Now, researchers are demonstrating transmission rates exceeding previous benchmarks by a considerable margin, utilising the subtle properties of frequency combs. This isn’t about building bigger, more perfect qubits; it’s about squeezing more juice from the ones we already have. The significance extends beyond simply increasing the number of bits sent per photon.

Previous attempts relied on manipulating individual photons, a process inherently vulnerable to loss and noise. Instead, this work exploits the vast “Hilbert space” within the frequency spectrum of light, creating a more resilient channel for information.
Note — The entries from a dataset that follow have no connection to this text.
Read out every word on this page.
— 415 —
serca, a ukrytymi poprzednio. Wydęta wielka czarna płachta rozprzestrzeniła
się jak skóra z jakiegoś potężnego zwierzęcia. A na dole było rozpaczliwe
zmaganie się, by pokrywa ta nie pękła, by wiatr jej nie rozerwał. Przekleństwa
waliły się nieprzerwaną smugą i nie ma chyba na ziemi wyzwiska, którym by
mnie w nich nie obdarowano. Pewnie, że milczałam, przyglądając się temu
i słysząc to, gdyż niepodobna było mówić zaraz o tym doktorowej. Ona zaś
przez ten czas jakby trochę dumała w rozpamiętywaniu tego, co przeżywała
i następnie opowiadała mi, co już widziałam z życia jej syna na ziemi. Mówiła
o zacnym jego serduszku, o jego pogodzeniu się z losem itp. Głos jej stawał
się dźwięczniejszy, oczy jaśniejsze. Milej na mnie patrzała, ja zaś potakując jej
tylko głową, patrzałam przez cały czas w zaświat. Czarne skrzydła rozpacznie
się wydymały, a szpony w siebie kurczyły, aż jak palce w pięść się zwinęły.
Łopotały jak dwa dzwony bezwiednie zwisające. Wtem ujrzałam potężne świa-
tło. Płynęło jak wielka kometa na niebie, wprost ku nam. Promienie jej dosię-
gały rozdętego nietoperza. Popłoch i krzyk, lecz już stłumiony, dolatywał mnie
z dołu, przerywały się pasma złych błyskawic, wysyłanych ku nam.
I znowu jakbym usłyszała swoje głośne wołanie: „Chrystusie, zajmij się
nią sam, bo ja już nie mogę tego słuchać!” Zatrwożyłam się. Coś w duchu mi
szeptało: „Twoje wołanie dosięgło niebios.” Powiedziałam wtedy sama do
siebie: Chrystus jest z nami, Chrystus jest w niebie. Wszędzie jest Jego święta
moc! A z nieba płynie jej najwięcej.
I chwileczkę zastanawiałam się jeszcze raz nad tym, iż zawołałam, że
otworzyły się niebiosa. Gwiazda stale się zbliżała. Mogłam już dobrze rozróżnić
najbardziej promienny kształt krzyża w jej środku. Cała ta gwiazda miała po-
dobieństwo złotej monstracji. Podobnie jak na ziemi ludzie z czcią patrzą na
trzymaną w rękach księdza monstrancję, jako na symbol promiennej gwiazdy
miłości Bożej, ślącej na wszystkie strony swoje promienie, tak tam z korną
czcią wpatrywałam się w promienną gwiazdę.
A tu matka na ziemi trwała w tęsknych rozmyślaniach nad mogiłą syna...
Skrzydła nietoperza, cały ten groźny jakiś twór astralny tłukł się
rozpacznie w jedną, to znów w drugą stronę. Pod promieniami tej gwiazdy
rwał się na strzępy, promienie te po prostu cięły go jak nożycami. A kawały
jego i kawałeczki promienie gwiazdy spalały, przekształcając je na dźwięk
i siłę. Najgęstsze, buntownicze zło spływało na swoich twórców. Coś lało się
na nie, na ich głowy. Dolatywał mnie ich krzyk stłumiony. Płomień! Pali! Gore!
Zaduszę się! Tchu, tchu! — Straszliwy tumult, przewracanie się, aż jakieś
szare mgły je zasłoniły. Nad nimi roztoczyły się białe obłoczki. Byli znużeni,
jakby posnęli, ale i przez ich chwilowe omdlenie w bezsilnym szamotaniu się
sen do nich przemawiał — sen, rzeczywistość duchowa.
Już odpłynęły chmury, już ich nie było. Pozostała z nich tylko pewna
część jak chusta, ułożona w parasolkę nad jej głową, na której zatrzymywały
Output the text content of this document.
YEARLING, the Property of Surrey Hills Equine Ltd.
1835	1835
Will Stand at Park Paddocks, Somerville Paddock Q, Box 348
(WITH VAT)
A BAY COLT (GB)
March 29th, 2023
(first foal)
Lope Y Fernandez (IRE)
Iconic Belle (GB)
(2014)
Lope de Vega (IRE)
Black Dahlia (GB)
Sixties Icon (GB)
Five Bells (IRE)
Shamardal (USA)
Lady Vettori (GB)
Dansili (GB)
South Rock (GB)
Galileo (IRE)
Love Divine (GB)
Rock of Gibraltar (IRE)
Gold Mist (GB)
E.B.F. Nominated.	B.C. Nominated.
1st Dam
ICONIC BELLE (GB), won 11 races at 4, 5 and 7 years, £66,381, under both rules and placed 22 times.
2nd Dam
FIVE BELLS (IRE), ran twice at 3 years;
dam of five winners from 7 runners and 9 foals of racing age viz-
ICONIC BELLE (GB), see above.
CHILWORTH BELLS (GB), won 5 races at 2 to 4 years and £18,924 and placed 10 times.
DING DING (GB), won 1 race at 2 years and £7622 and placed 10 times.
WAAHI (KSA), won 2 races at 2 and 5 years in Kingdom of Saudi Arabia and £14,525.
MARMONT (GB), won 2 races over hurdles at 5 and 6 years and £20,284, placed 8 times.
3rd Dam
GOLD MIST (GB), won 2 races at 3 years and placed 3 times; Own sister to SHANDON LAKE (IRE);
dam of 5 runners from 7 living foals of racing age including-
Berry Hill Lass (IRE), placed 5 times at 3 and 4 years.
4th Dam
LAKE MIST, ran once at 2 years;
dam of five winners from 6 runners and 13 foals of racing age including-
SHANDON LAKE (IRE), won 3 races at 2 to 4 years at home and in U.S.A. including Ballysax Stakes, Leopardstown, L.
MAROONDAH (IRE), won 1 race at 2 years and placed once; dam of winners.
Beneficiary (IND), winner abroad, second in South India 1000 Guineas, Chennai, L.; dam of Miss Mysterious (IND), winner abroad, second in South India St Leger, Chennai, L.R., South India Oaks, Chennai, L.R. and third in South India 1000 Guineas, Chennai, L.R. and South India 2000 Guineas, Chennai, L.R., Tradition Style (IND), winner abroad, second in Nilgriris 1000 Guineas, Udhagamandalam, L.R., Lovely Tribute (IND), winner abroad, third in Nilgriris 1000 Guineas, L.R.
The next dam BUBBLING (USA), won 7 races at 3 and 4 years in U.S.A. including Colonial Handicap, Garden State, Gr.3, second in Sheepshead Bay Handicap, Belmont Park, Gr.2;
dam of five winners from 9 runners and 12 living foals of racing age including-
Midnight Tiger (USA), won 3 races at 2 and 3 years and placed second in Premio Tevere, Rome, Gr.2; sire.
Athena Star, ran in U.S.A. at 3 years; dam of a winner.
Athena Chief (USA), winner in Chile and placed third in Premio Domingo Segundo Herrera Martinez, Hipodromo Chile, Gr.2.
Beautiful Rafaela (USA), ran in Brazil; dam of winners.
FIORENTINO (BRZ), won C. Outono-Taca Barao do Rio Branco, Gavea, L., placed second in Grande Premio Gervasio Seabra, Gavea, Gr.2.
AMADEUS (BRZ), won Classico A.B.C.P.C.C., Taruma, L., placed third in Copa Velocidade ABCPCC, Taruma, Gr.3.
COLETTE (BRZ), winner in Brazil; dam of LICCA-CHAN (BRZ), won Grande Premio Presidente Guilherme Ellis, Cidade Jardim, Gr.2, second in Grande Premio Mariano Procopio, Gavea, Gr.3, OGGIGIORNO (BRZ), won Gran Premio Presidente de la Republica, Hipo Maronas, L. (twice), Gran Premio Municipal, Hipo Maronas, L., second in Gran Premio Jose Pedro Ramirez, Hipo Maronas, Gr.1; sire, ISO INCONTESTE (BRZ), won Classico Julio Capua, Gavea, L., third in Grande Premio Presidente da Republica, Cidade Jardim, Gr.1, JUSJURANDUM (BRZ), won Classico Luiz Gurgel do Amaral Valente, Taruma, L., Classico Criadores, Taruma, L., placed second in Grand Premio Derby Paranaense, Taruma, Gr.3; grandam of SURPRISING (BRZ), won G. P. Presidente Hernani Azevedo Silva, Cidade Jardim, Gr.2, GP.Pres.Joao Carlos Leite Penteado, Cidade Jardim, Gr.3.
Once considered a barrier, the continuous nature of these frequencies is now an asset, discretised and harnessed for encoding data through tiny shifts in time and frequency.

Translating laboratory success into widespread deployment demands addressing the challenges of maintaining coherence over longer distances and within existing fibre optic networks. The real hurdle isn’t technical, it’s conceptual. For too long, quantum communication has been framed as a race for ever-more-complex quantum states. This approach offers a different path, one that prioritises compatibility with current infrastructure.

At present, the system requires precise alignment and specialised detectors, limiting immediate scalability. However, the use of standard telecommunication components suggests a viable route towards integration. Beyond superdense coding, this time-frequency grid approach could unlock new possibilities in continuous-variable quantum key distribution and other entanglement-assisted protocols, potentially reshaping the future of secure communication.